Site Reliability Engineer – Cloud Services
Aspect
Job Description
GENERAL SCOPE & SUMMARY
- The Site Reliability Engineer is responsible for automation and infrastructure buildout deploying Kubernetes clusters and migrating the workload from traditional VM’s into containers in a PCI compliant environment.
- This involves working to get applications into a CI/CD platform, ensuring uptime, and identifying service level objectives.
- This position will work closely with the R&D team to build and run large-scale, massively distributed, and fault-tolerant systems through mechanisms like automation and evolve systems by pushing for changes that improve reliability and velocity.
PRIMARY ROLE & RESPONSIBILITIES
- Support the implementation and design of containerized systems utilizing CI/CD and Kubernetes
- Deploying and administering Kubernetes clusters in multi-cloud environments
- Configure Linux systems and software packages
- Collaborate with the team on procedural knowledge of what is to be automated
- Automate operational tasks and assist in the transition to service ownership models
- Collaborate across project teams to simplify and improve software lifecycle processes
- Manage and maintain infrastructure as code
- Provision and configure cloud assets using scripts, API’s, CLI’s and management consoles
- Conduct Production Readiness Reviews (PRRs) to determine the reliability of systems before release
- Participate in postmortem reviews
Qualifications
REQUIREMENTS
- Recent practical experience and background working with 3 years of Kubernetes experience
- Expertise in designing, analyzing, and troubleshooting large-scale distributed systems
- Ability to debug, optimize scripts, and automate routine tasks.

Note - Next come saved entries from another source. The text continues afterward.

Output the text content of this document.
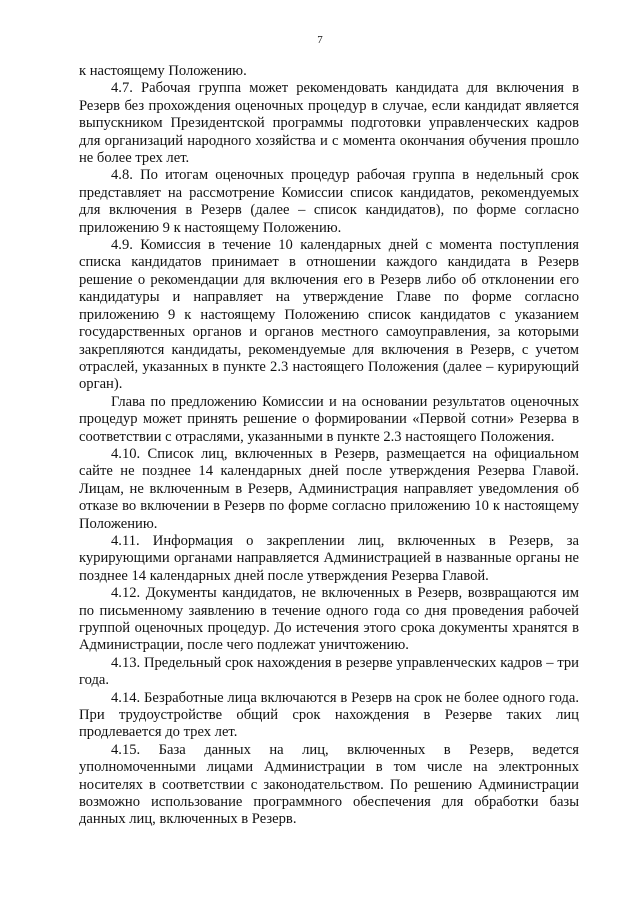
7

к настоящему Положению.

4.7. Рабочая группа может рекомендовать кандидата для включения в Резерв без прохождения оценочных процедур в случае, если кандидат является выпускником Президентской программы подготовки управленческих кадров для организаций народного хозяйства и с момента окончания обучения прошло не более трех лет.

4.8. По итогам оценочных процедур рабочая группа в недельный срок представляет на рассмотрение Комиссии список кандидатов, рекомендуемых для включения в Резерв (далее – список кандидатов), по форме согласно приложению 9 к настоящему Положению.

4.9. Комиссия в течение 10 календарных дней с момента поступления списка кандидатов принимает в отношении каждого кандидата в Резерв решение о рекомендации для включения его в Резерв либо об отклонении его кандидатуры и направляет на утверждение Главе по форме согласно приложению 9 к настоящему Положению список кандидатов с указанием государственных органов и органов местного самоуправления, за которыми закрепляются кандидаты, рекомендуемые для включения в Резерв, с учетом отраслей, указанных в пункте 2.3 настоящего Положения (далее – курирующий орган).

Глава по предложению Комиссии и на основании результатов оценочных процедур может принять решение о формировании «Первой сотни» Резерва в соответствии с отраслями, указанными в пункте 2.3 настоящего Положения.

4.10. Список лиц, включенных в Резерв, размещается на официальном сайте не позднее 14 календарных дней после утверждения Резерва Главой. Лицам, не включенным в Резерв, Администрация направляет уведомления об отказе во включении в Резерв по форме согласно приложению 10 к настоящему Положению.

4.11. Информация о закреплении лиц, включенных в Резерв, за курирующими органами направляется Администрацией в названные органы не позднее 14 календарных дней после утверждения Резерва Главой.

4.12. Документы кандидатов, не включенных в Резерв, возвращаются им по письменному заявлению в течение одного года со дня проведения рабочей группой оценочных процедур. До истечения этого срока документы хранятся в Администрации, после чего подлежат уничтожению.

4.13. Предельный срок нахождения в резерве управленческих кадров – три года.

4.14. Безработные лица включаются в Резерв на срок не более одного года. При трудоустройстве общий срок нахождения в Резерве таких лиц продлевается до трех лет.

4.15. База данных на лиц, включенных в Резерв, ведется уполномоченными лицами Администрации в том числе на электронных носителях в соответствии с законодательством. По решению Администрации возможно использование программного обеспечения для обработки базы данных лиц, включенных в Резерв.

- Ideally have a systematic problem-solving approach coupled with strong communication skills and a sense of ownership and drive.
- Cloud experience: AWS, Azure, and other cloud platforms
- Experience with: Cassandra, Argo CD, Chart Museum, ChatOps
- Experience with Terraform, Ansible, Vault, and Jenkins administration
- Experience with Linux operating systems and networking engineering
- Experience with monitoring systems such as DataDog and Prometheus
- Experience with Continuous Delivery
- Ability to define Service Level Indicators (SLIs) and Service Level Objectives (SLOs)
- Bachelor’s degree or equivalent level of experience